僕たちの上司、美馬憲介教授は免疫学のパイオニアだった。美馬は、さまざまな感染症が流行し始めた初期から、罹患した患者の免疫系を分析し、一つの仮説を打ち出した。それは、人間の免疫システムが働かなくなっているというものだ。僕たちは、その仮説を証明するために、この最新設備の整ったラボで、夜を日に継ぐ詳細な解析を重ね、ついに美馬は、体内に病原体が侵入した場合の免疫応答と呼ばれる部分が機能不全を起こしていることを突き止めた。教授の言葉を借りれば「感染症に無防備になった人体は、セキュリティー・システムが働かなくなったパソコンと同じ」ということになる。

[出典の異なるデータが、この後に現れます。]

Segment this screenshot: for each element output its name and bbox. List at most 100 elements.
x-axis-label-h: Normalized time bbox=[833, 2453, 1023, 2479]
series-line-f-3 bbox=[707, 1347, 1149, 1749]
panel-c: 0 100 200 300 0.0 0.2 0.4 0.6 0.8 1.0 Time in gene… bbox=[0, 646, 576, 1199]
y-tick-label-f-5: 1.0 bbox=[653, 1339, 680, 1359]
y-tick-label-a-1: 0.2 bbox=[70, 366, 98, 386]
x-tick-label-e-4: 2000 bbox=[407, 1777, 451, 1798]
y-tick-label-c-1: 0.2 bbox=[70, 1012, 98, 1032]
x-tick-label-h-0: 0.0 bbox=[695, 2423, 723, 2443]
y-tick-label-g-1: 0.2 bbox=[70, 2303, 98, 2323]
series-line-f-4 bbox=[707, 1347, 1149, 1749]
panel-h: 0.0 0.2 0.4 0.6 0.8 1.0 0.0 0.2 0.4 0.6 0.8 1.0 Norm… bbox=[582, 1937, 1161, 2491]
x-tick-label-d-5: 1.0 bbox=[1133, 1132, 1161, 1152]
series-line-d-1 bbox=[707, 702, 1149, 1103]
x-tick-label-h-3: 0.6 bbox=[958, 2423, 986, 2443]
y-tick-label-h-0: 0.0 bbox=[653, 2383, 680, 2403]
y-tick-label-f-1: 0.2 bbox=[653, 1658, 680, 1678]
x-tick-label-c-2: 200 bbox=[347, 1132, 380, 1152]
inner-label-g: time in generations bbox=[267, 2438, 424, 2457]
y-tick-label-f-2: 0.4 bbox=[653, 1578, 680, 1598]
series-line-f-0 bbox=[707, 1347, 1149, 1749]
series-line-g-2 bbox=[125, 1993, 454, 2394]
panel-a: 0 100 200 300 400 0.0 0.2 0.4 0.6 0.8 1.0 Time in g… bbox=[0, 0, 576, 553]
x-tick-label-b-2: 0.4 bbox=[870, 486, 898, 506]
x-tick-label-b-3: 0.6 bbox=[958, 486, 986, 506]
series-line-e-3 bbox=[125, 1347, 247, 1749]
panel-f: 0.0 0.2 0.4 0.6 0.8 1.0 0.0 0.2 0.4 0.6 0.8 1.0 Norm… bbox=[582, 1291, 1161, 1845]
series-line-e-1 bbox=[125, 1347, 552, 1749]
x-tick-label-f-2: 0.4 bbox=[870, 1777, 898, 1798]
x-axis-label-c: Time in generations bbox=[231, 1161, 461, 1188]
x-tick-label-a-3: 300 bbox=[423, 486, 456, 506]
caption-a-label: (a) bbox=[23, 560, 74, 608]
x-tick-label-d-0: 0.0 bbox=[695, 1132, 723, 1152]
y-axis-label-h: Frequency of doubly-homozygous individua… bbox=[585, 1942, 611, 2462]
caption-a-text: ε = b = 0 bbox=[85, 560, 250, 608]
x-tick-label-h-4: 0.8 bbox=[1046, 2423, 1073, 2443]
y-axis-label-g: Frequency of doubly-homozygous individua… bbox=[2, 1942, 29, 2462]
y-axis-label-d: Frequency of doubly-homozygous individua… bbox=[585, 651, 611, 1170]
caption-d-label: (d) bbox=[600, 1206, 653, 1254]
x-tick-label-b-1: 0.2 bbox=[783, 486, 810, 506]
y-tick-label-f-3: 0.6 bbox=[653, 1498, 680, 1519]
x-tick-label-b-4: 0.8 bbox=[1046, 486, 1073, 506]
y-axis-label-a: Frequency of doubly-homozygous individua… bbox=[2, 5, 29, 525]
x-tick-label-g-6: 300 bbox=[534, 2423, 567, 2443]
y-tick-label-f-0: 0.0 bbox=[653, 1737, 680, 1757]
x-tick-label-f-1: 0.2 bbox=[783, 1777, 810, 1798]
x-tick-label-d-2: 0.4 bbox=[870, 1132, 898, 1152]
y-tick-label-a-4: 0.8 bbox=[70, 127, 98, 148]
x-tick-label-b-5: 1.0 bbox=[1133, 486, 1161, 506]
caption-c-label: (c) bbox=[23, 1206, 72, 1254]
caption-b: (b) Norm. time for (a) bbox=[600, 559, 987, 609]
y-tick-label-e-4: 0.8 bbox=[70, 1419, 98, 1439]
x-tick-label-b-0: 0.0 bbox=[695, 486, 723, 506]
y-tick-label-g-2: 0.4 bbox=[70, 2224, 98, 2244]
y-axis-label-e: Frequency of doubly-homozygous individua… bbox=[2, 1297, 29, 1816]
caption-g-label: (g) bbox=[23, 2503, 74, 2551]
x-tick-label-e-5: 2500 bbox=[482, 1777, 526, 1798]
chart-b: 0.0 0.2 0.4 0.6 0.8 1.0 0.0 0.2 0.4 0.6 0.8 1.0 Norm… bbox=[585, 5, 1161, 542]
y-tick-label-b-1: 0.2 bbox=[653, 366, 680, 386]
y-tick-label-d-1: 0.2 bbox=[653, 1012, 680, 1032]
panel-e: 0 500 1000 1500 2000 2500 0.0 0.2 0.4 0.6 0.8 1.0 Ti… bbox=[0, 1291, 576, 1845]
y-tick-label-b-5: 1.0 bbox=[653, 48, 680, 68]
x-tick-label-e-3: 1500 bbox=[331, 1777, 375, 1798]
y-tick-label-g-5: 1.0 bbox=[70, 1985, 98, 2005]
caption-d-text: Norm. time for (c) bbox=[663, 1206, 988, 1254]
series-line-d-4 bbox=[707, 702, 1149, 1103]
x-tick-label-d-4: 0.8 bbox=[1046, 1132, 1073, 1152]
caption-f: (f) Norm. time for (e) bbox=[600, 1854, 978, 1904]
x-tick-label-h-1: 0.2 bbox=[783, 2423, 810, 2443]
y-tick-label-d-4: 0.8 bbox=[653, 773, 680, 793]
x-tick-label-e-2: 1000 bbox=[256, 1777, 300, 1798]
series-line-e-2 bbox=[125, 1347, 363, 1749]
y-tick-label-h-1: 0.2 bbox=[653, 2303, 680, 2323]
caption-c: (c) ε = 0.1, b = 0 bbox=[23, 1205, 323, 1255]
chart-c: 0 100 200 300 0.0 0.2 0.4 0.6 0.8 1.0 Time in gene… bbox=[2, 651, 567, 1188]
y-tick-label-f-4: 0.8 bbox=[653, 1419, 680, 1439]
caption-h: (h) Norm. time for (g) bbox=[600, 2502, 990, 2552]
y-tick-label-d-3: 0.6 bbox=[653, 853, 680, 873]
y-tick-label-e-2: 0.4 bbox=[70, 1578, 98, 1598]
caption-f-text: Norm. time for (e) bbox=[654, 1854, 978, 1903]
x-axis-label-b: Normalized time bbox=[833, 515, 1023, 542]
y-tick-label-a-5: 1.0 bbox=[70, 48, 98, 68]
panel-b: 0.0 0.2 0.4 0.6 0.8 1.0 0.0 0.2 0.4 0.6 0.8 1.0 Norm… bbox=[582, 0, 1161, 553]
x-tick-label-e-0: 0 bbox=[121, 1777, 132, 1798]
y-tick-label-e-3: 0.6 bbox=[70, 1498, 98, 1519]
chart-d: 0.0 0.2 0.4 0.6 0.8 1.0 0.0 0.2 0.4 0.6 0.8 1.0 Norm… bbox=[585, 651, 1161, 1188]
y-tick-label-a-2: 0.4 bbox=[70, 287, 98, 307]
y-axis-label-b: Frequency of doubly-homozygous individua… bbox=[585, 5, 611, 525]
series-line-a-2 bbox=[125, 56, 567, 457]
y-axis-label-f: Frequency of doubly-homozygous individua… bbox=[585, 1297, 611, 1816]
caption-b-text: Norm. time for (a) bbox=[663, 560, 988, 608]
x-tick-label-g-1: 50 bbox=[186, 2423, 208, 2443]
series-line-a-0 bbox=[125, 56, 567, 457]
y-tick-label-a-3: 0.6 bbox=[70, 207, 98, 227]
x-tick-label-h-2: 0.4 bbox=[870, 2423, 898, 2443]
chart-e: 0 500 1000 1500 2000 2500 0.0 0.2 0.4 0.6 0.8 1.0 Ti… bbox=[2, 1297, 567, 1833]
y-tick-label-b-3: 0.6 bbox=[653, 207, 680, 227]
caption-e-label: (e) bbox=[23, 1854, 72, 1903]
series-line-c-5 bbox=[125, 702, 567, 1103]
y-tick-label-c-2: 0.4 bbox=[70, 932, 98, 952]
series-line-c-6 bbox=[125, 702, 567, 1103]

そして美馬はナノマシンを用いた人工免疫の治療に着手した。しかし、この提案は、日本の研究者や医師たちには受け入れられなかった。だが、がん治療の分野で、すでにナノマシンを実用化していたドイツやフランスの研究者が賛同してくれて、今僕たちは、このセンターの中のEU合同チームのラボにいる。
和希の質問に対して、彼女が納得できる説明をするのは難しい。
「それは……すごくデリケートな問題なんだ」
日本の医学界における基礎研究と臨床分野との勢力関係。研究者たちの学閥とか派閥の問題。さらに製薬会社が絡む様々な利権。しかし人類存亡の危機ともいえるこの状況で、そうした個人のプライドや欲望が優先されるというような理屈は、和希には分からない。
「けれど僕たちは、こうして研究を続けることができているし、あと少しでナノマシンによる人口免疫が実用化されれば、僕たちが確立した治療法がポピュラーなものになるよ」
返事はなかった。僕の話は、あくまでも希望的な観測で、和希は仮定の話をするのが嫌いなのだ。